De très mauvaise grâce,
les yeux vomissant des flammes, les deux légistes entreprennent de retourner
Hélios. Qui manque de se disloquer.
Pauvre gosse
Quand ils y
parviennent, Camille s’approche malgré l’odeur.
— C’est quoi, ça ?
— C’est rien.
— Vous êtes certains ?
Camille montre
deux fines lignes de chaque côté de la colonne vertébrale lombaire.
Alors le médecin
se penche, gratte avec une pince et le trait se creuse.
Puis s’écarte.
— Merde, qu’est-ce que c’est que ce
bordel ?
L’autre s’incline
à son tour et introduit une spatule dans l’ouverture.
— Il y a des points de suture.
Il relève les
yeux.
— J’ouvre ? demande-t-il à
Bertier.
— Mais bien entendu ! Faites
votre job, nom de nom !
Avec de fins
ciseaux, il découpe de nombreux nœuds.
— Du fil résorbable, excellent
boulot, se dit-il, comme pour lui seul. Il ne se doute pas une seconde sur quoi
il va tomber, sinon il se serait abstenu.
— Alors, voyons voir ce qu’il y a
là-dessous.
Il écarte avec une
pince.
Et devient blême.
— Nom de Dieu !
Il fixe son
compère.
Qui regarde à son
tour dans la plaie.
— C’est pas possible !
— Qu’est-ce qui n’est pas possible,
s’impatiente Bertier.
— On lui a prélevé un rein.
— Et certainement l’autre !
s’emporte Camille en indiquant la seconde ligne.
— Comment vous avez pu passer à
côté de ça ? hurle Bertier. Vous vous rendez compte ? Ça change
tout ! C’est un meurtre ! Un meurtre odieux !
— Vous êtes vraiment des branques !
Des minables ! s’y met Inès.
Elle fait des
photos.
Les deux légistes ne
font plus les malins.
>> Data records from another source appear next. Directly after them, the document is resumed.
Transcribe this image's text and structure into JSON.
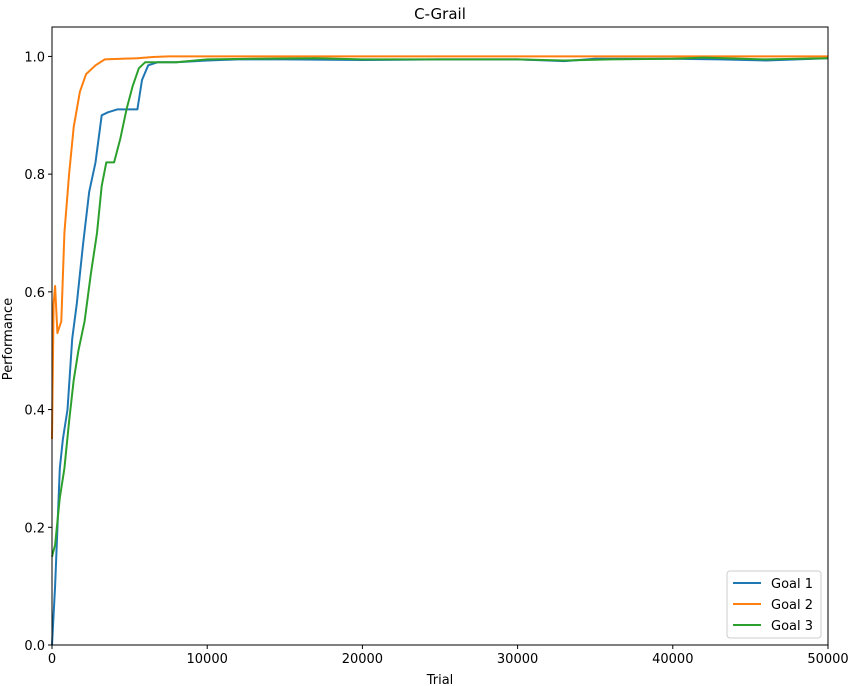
{
  "chart_data": {
    "type": "line",
    "title": "C-Grail",
    "xlabel": "Trial",
    "ylabel": "Performance",
    "xlim": [
      0,
      50000
    ],
    "ylim": [
      0.0,
      1.05
    ],
    "xticks": [
      0,
      10000,
      20000,
      30000,
      40000,
      50000
    ],
    "yticks": [
      0.0,
      0.2,
      0.4,
      0.6,
      0.8,
      1.0
    ],
    "xtick_labels": [
      "0",
      "10000",
      "20000",
      "30000",
      "40000",
      "50000"
    ],
    "ytick_labels": [
      "0.0",
      "0.2",
      "0.4",
      "0.6",
      "0.8",
      "1.0"
    ],
    "grid": false,
    "legend_position": "bottom-right",
    "series": [
      {
        "name": "Goal 1",
        "color": "#1f77b4",
        "points": [
          [
            0,
            0.0
          ],
          [
            200,
            0.1
          ],
          [
            500,
            0.3
          ],
          [
            700,
            0.35
          ],
          [
            1000,
            0.4
          ],
          [
            1300,
            0.52
          ],
          [
            1600,
            0.58
          ],
          [
            2000,
            0.68
          ],
          [
            2400,
            0.77
          ],
          [
            2800,
            0.82
          ],
          [
            3200,
            0.9
          ],
          [
            3600,
            0.905
          ],
          [
            4200,
            0.91
          ],
          [
            4700,
            0.91
          ],
          [
            5200,
            0.91
          ],
          [
            5500,
            0.91
          ],
          [
            5800,
            0.96
          ],
          [
            6200,
            0.985
          ],
          [
            6800,
            0.99
          ],
          [
            8000,
            0.99
          ],
          [
            10000,
            0.993
          ],
          [
            12000,
            0.995
          ],
          [
            15000,
            0.995
          ],
          [
            20000,
            0.994
          ],
          [
            25000,
            0.995
          ],
          [
            30000,
            0.995
          ],
          [
            33000,
            0.992
          ],
          [
            35000,
            0.996
          ],
          [
            40000,
            0.996
          ],
          [
            43000,
            0.995
          ],
          [
            46000,
            0.993
          ],
          [
            50000,
            0.997
          ]
        ]
      },
      {
        "name": "Goal 2",
        "color": "#ff7f0e",
        "points": [
          [
            0,
            0.35
          ],
          [
            100,
            0.58
          ],
          [
            200,
            0.61
          ],
          [
            350,
            0.53
          ],
          [
            600,
            0.55
          ],
          [
            800,
            0.7
          ],
          [
            1100,
            0.8
          ],
          [
            1400,
            0.88
          ],
          [
            1800,
            0.94
          ],
          [
            2200,
            0.97
          ],
          [
            2800,
            0.985
          ],
          [
            3400,
            0.995
          ],
          [
            4500,
            0.996
          ],
          [
            5500,
            0.997
          ],
          [
            6500,
            0.999
          ],
          [
            7500,
            1.0
          ],
          [
            10000,
            1.0
          ],
          [
            20000,
            1.0
          ],
          [
            30000,
            1.0
          ],
          [
            40000,
            1.0
          ],
          [
            50000,
            1.0
          ]
        ]
      },
      {
        "name": "Goal 3",
        "color": "#2ca02c",
        "points": [
          [
            0,
            0.15
          ],
          [
            200,
            0.17
          ],
          [
            500,
            0.25
          ],
          [
            800,
            0.3
          ],
          [
            1100,
            0.38
          ],
          [
            1400,
            0.45
          ],
          [
            1700,
            0.5
          ],
          [
            2100,
            0.55
          ],
          [
            2500,
            0.63
          ],
          [
            2900,
            0.7
          ],
          [
            3200,
            0.78
          ],
          [
            3500,
            0.82
          ],
          [
            4000,
            0.82
          ],
          [
            4400,
            0.86
          ],
          [
            4800,
            0.91
          ],
          [
            5200,
            0.95
          ],
          [
            5600,
            0.98
          ],
          [
            6000,
            0.99
          ],
          [
            7000,
            0.99
          ],
          [
            8000,
            0.99
          ],
          [
            10000,
            0.995
          ],
          [
            13000,
            0.996
          ],
          [
            17000,
            0.997
          ],
          [
            20000,
            0.995
          ],
          [
            25000,
            0.995
          ],
          [
            30000,
            0.995
          ],
          [
            33000,
            0.993
          ],
          [
            36000,
            0.995
          ],
          [
            40000,
            0.996
          ],
          [
            42000,
            0.998
          ],
          [
            46000,
            0.995
          ],
          [
            50000,
            0.997
          ]
        ]
      }
    ]
  }
}
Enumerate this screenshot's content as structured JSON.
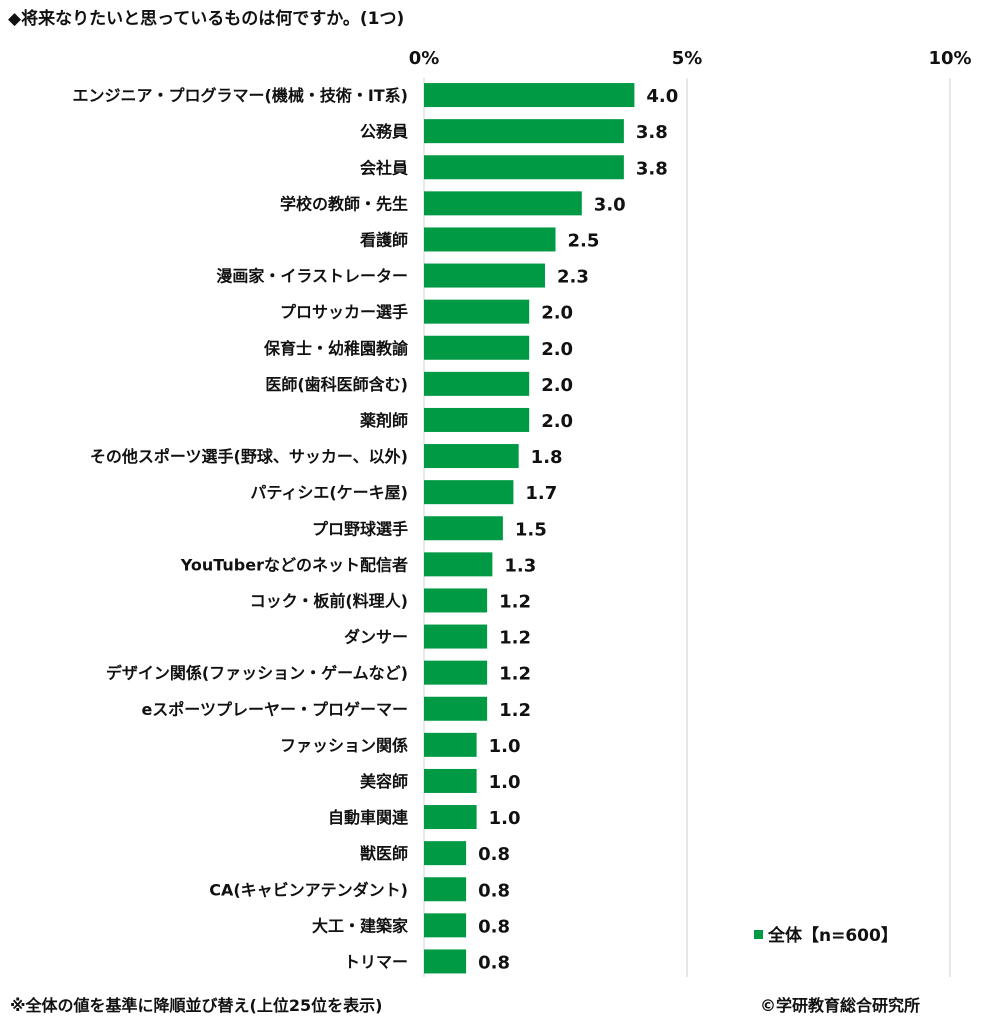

Ils se sont dégonflés comme deux soufflés et se tiennent
maintenant voutés et ratatinés sous les lampes blanches.
— Pauvre gosse, marmonne alors l’un
d’eux.
— Qui peuvent être les tarés qui
font ça, lâche l’autre, anéanti.
Mais Camille et
Inès sont déjà loin, parties au pas de course, abandonnant leurs valises de
matériel.
Bertier a hésité à
les suivre. Mais le temps qu’il se décide et c’est trop tard. Il faut être
rapide si on veut s’aligner.
— Je ne vous félicite pas le gars.
Vous allez vous faire virer.
Même scénario deux
heures plus tard auprès de la petite Cléa, 6 ans, retrouvée dans un chantier,
coincée entre des poutres en béton et des gravats. Même discours, même mode
operandi. Mais cette fois, ce sont les flics qui sont de mauvaise foi.
— Vous nous soupçonnez de mal faire
notre boulot, c’est ça ?
— Je ne soupçonne rien, je viens
chercher des éléments tangibles.
— Traumatisme crânien très délabrant,
commence le légiste. Dégâts cérébraux irréversibles ayant occasionné la mort.
Rien d’autre visible.
— Vous pouvez vérifier les fosses
lombaires ? demande Camille.
Les flics lèvent
les yeux devant tant d’arrogance, le médecin retourne Cléa.
— Regardez ! crie presque
Inès.
— Merde, jure Camille.
— Quoi ? disent les flics.
Les mêmes
cicatrices, discrètes, quasi invisibles de chaque côté de la colonne lombaire.
— Il y a que vous êtes des putains
de blaireaux les mecs ! Vous n’avez plus qu’à balancer votre enquête à la
poubelle et à recommencer !
Et les deux femmes
laissent les flics et le légiste découvrir ce qu’ils ont manqué.
— Tu sais ce qui me fait le plus de
peine ? confie Camille à Inès, alors qu’elles rentrent au Commissariat.
La conductrice
jette un regard interrogatif à sa supérieure.
— C’est que pour Léa, ils n’ont même pas pris le soin de dissimuler les cicatrices.